AN estimated $120,000 separates costings for the option recommended to Bendigo councillors on the proposed GovHub, and the city building new offices.
The course of action recommended by the city’s staffers is estimated to cost ratepayers $36.9 million over 40 years, including renting office space in the proposed 1000-desk building.
The cost of replacing the council’s existing offices at Lyttleton Terrace with a new 440-desk building is estimated at $36.78 million.
City of Greater Bendigo chief executive Craig Niemann said building new offices was not the option recommended to councillors because it did not enable additional benefits associated with the GovHub.
These included bringing an additional 600 workers into central Bendigo, including 100 new public sector jobs.
He said the council would also pay interest on $36.78 million and incur additional costs in building maintenance, if it opted to build new offices.
In a report to councillors, city staffers noted building new offices would expose the council to construction risks, potential budget overruns, and increased financial sustainability risk.
It might also jeopardise council’s chances of receiving contributions and project management support from the state government, the report said.
City of Greater Bendigo February meeting agenda
A Regional Development Victoria spokesperson said the government remained committed to investing in its share of the $90 million project.
“And we hope the Greater Bendigo Council will continue to partner with us to ensure this exciting opportunity goes ahead,” they said.
The government will have to review its options if the council decides it no longer wants to be part of the development.
“The Victorian Government has been working collaboratively with council towards the GovHub project with the government investing $1 million in May 2017 to investigate the feasibility of a GovHub for Bendigo, followed by a further $16 million in May 2018 towards the delivery of the project,” the RDV spokesperson said.
The option recommended to councillors involves agreeing in-principle to the sale of the land on which the city’s Lyttleton Terrace offices stand, and becoming a tenant in a 1000-desk building the state government would develop, construct and manage.
It is one of seven options the city’s staffers have assessed, and the one deemed most feasible.
“Council would limit its exposure to high rental costs through a Memorandum of Understanding with the Victorian Government,” Mr Niemann said.
“The Valuer-General would also be involved in the process to approve the rent and ensure the costs are not excessive.
“This would protect council from any additional costs the project may gain throughout the construction period and lock-in an economic rent for a nominated period following completion of the project.”
Member for Bendigo East, Jacinta Allan is keen that the Bendigo GovHub proposal proceeds.
“The GovHub is a massive boost for Bendigo, delivering a one-stop shop for locals, bringing more jobs to the city and supporting the revitalisation of the CBD,” Ms Allan said.
“We’ll want to continue to work with council and community as we create the GovHub that will make our local economy and community even stronger.”
Member for Bendigo West, Maree Edwards has also been advocating for the project.
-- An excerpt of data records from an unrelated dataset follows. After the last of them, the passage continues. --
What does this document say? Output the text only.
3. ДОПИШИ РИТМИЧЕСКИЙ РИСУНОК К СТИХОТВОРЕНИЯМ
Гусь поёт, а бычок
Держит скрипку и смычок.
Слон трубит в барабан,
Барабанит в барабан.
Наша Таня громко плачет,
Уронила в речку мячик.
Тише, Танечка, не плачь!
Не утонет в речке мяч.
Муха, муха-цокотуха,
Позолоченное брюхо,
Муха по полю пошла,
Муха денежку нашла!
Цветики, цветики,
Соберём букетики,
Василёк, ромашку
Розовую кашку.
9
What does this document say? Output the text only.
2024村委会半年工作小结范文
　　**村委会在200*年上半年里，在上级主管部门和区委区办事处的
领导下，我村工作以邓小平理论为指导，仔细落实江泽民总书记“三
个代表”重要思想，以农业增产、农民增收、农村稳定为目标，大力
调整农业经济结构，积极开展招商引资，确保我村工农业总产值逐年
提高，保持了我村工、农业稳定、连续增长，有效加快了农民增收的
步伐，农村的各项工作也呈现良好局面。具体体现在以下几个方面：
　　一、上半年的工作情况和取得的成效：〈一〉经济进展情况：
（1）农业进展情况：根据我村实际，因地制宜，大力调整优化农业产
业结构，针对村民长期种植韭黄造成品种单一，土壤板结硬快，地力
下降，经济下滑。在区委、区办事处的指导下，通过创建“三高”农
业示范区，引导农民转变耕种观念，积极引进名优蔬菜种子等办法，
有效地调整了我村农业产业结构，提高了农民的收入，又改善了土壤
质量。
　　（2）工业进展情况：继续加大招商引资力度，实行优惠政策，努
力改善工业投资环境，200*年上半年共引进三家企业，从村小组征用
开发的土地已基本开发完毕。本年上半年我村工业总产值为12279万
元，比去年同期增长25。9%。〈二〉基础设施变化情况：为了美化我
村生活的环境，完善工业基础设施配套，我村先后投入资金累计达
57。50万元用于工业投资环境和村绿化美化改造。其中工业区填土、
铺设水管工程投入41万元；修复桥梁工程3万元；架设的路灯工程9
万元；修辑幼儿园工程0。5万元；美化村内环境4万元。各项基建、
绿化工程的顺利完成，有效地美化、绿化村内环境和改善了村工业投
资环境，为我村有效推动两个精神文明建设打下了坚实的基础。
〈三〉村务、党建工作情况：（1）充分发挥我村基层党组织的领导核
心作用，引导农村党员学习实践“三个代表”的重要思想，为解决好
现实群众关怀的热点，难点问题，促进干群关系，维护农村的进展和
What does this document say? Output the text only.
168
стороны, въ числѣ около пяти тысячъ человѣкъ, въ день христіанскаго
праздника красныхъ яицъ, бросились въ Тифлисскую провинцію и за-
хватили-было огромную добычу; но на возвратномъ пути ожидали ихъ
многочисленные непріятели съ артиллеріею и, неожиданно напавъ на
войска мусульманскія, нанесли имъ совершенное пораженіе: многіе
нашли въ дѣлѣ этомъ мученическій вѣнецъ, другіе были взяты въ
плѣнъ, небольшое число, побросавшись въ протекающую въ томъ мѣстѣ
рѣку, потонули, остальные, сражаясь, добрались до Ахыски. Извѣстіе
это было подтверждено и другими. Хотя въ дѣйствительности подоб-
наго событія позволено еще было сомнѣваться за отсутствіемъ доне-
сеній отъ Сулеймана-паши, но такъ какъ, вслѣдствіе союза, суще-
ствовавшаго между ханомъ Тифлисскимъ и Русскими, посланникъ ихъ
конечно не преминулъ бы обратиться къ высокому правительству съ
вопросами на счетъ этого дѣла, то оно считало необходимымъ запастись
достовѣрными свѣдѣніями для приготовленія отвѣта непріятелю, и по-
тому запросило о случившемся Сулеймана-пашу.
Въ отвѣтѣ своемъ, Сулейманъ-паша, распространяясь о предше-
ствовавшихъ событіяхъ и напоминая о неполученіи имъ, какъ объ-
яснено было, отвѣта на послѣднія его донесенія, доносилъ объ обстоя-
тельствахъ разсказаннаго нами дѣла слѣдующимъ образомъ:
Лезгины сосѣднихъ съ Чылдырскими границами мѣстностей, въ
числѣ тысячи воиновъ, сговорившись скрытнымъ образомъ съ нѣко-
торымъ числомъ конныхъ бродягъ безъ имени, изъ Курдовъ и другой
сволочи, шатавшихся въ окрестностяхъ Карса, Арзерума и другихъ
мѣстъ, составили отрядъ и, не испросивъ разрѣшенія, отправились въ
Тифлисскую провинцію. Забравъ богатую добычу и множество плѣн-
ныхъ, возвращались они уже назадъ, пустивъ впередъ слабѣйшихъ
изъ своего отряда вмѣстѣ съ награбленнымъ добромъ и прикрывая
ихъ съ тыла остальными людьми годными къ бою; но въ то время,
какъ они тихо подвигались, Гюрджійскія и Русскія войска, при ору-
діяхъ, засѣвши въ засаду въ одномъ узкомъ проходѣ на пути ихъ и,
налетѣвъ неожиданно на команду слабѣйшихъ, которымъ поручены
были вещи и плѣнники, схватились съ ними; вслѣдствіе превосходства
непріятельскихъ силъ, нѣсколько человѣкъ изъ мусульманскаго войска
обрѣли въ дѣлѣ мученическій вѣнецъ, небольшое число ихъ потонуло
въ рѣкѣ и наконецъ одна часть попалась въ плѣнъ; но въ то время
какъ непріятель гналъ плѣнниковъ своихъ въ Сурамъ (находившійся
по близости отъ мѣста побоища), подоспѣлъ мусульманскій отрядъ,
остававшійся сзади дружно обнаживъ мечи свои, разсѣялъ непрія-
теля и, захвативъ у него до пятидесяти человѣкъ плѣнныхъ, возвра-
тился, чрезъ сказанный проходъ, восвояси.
But she said discussions about how best to consolidate the council’s offices had been going since before she was first elected in 2010.
“It has been coming for a while,” Ms Edwards said.
Implementing ‘The Review’ report
The outline of the GovHub proposal features in a 2016 report on the implementation of an independent review of the City of Greater Bendigo, conducted three years earlier.
It references the council’s willingness to participate in a feasibility study of a state government proposal to “provide a one stop shop in regional centres through the co-location of government and public sector agencies, beginning with Bendigo, Ballarat and Geelong.”
The chair of the 2013 independent review committee, Rod Hanson, is supportive of the GovHub proposal.
He believes it progresses one of the review’s 69 recommendations – ‘strongly advocate and plan for the consolidation of City of Greater Bendigo offices'.
“One would assume and hope council is getting good financial advice on all the options,” Mr Hanson said.
LETTERS TO THE EDITOR: Your say on Bendigo GovHub
Ms Edwards was not aware of any conversations in the time she had been involved in the Bendigo GovHub proposal when a model comparable Ballarat’s and Morwell’s was considered.
Local councils are not involved in either project. The Bendigo GovHub is unique, in that sense.
“It will revitalise the [Bendigo] CBD, without a doubt,” Ms Edwards said.
She said the preferred site for the project was determined in conjunction with some of the work the city and the government were doing with revitalising the TAFE and plans for new law courts.
READ MORE: City set for construction blitz
The new Bendigo law courts are set to replace a TAFE building at the corner of Mundy and Hargreaves streets.
Bendigo TAFE’s city campus is set to undergo a $59.9 million redevelopment, including a new building at the corner of Hargreaves and Chapel streets.
The council is set to vote on the GovHub proposal on Wednesday.